The University of Pittsburgh has raised more than $2 billion in a capital campaign that spanned 14 years, hitting a total that Pitt officials say makes it the largest fundraising initiative in Western Pennsylvania history.
The announcement was made Friday by Chancellor Mark Nordenberg to a crowd of donors and alumni gathered on campus for Pitt's 225th anniversary homecoming weekend.
"We think $2 billion is quite an accomplishment. It does position Pitt as being in the major league of fundraising," he said.
He said this places Pitt among 10 U.S. universities pursuing publicly announced campaigns of $2 billion or more, including University of California Berkeley, Columbia, Cornell, City University of New York (CUNY), Duke, University of Pennsylvania, Penn State, Texas and Virginia.
The $2 billion allows the university to increase scholarships, research funds and the number of endowed chairs and to make major capital improvements.
Of the total, 76 percent has been received and the remainder is in the form of pledges being paid over time.
The Building Our Future Together capital campaign began quietly in 1998 and was announced publicly in 2000, with the goal to raise $500 million. It hit that mark by 2000, when the target was increased to $1 billion.
In 2007, the mark was upped again to $2 billion and the fund currently stands at about $2.05 billion. The total is more than eight times larger than Pitt's previous campaign, which was launched in 1987 and raised more than $251 million.
There were 182,000 donors to the Building Our Future Together campaign, 88,000 of whom were alumni. About 40 percent of the donations came from alumni with 60 percent from private organizations and foundations.
Of the donors, 315 gave $1 million or more, 17 donated between $10 million and $25 million and 11 gave more than $25 million.
Two of the largest donations led to the renaming of schools. The Swanson School of Engineering was named for Ansys Inc. founder and alumnus John Swanson who donated $41.3 million in 2007.

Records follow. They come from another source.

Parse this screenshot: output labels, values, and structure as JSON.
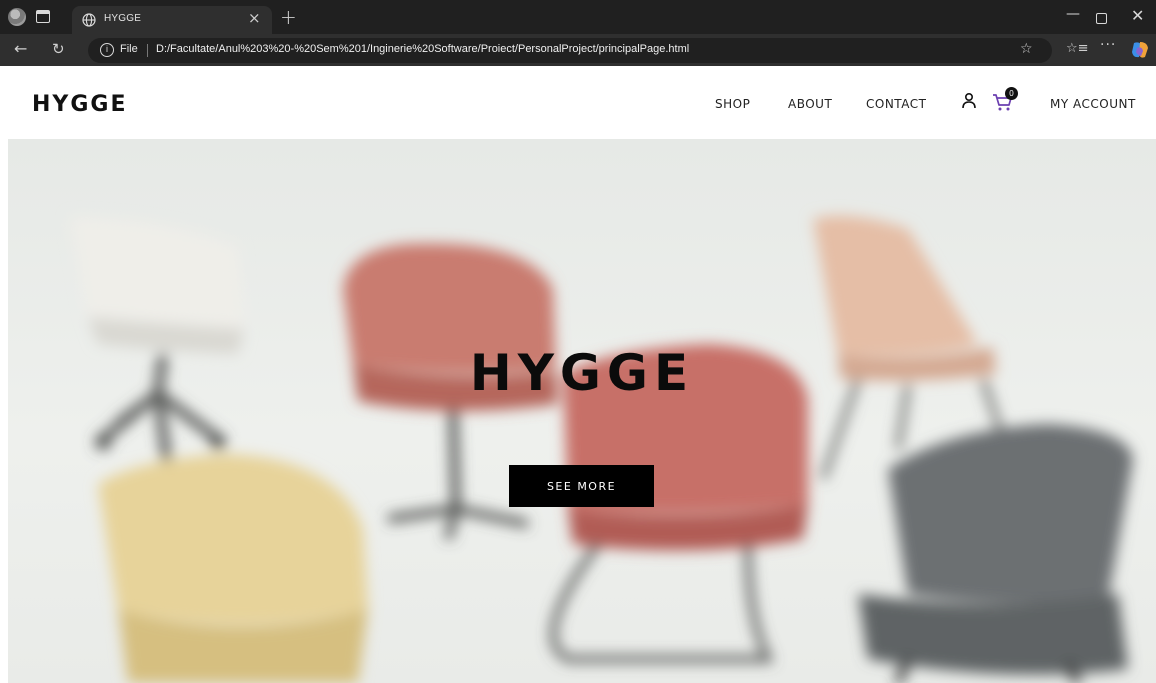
{
  "browser": {
    "tab_title": "HYGGE",
    "new_tab": "+",
    "tab_close": "×",
    "file_label": "File",
    "info_glyph": "i",
    "url": "D:/Facultate/Anul%203%20-%20Sem%201/Inginerie%20Software/Proiect/PersonalProject/principalPage.html",
    "icons": [
      "profile-icon",
      "tab-actions-icon",
      "globe-icon",
      "back-icon",
      "reload-icon",
      "info-icon",
      "star-icon",
      "favorites-icon",
      "more-icon",
      "copilot-icon",
      "minimize-icon",
      "maximize-icon",
      "close-icon"
    ]
  },
  "header": {
    "logo": "HYGGE",
    "nav": {
      "shop": "SHOP",
      "about": "ABOUT",
      "contact": "CONTACT",
      "account": "MY ACCOUNT"
    },
    "cart_count": "0"
  },
  "hero": {
    "title": "HYGGE",
    "button": "SEE MORE"
  },
  "colors": {
    "chrome_dark": "#202020",
    "toolbar": "#2f2f2f",
    "button_bg": "#000000",
    "button_text": "#ffffff",
    "hero_bg": "#e8ebe8"
  }
}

The Kenneth P. Dietrich School of Arts and Sciences was renamed after the father of the late trustee and donor William S. Dietrich, a former steel industry executive who donated $125 million in September 2011, just weeks before his death.
Some of the buildings constructed with funds from the campaign include the John M. and Gertrude E. Petersen Events Center, the McGowan Institute for Regenerative Medicine and the John J. Mascaro Center for Sustainable Innovation.
Nearly half of the total raised -- $992 million -- came from donors outside of Pennsylvania.
"Pitt is a powerful magnet for attracting funds into the commonwealth and in particular to our communities," Mr. Nordenberg said.
He said Pitt "became better at getting out the message of all the good things happening at Pitt and already had put in place programs and networks that helped us to reach outside of the Western Pennsylvania region."
He also said some donors were interested "in investing in a particular cause whether a search for a cure for a particular disease and if you are recognized as a place that is likely to produce results then the donations will come without any pre-existing loyalty."
One-third of the funds are designated to create endowments, 593 for student scholarships and fellowships, 145 for faculty chairs and named professorships and hundreds for research in specified areas, student life and faculty enrichment. Of the total, $210 million has been committed by donors for scholarships and fellowships.
Mr. Nordenberg said the campaign will conclude June 30. "Though you can be sure other campaigns will be coming," the chancellor said.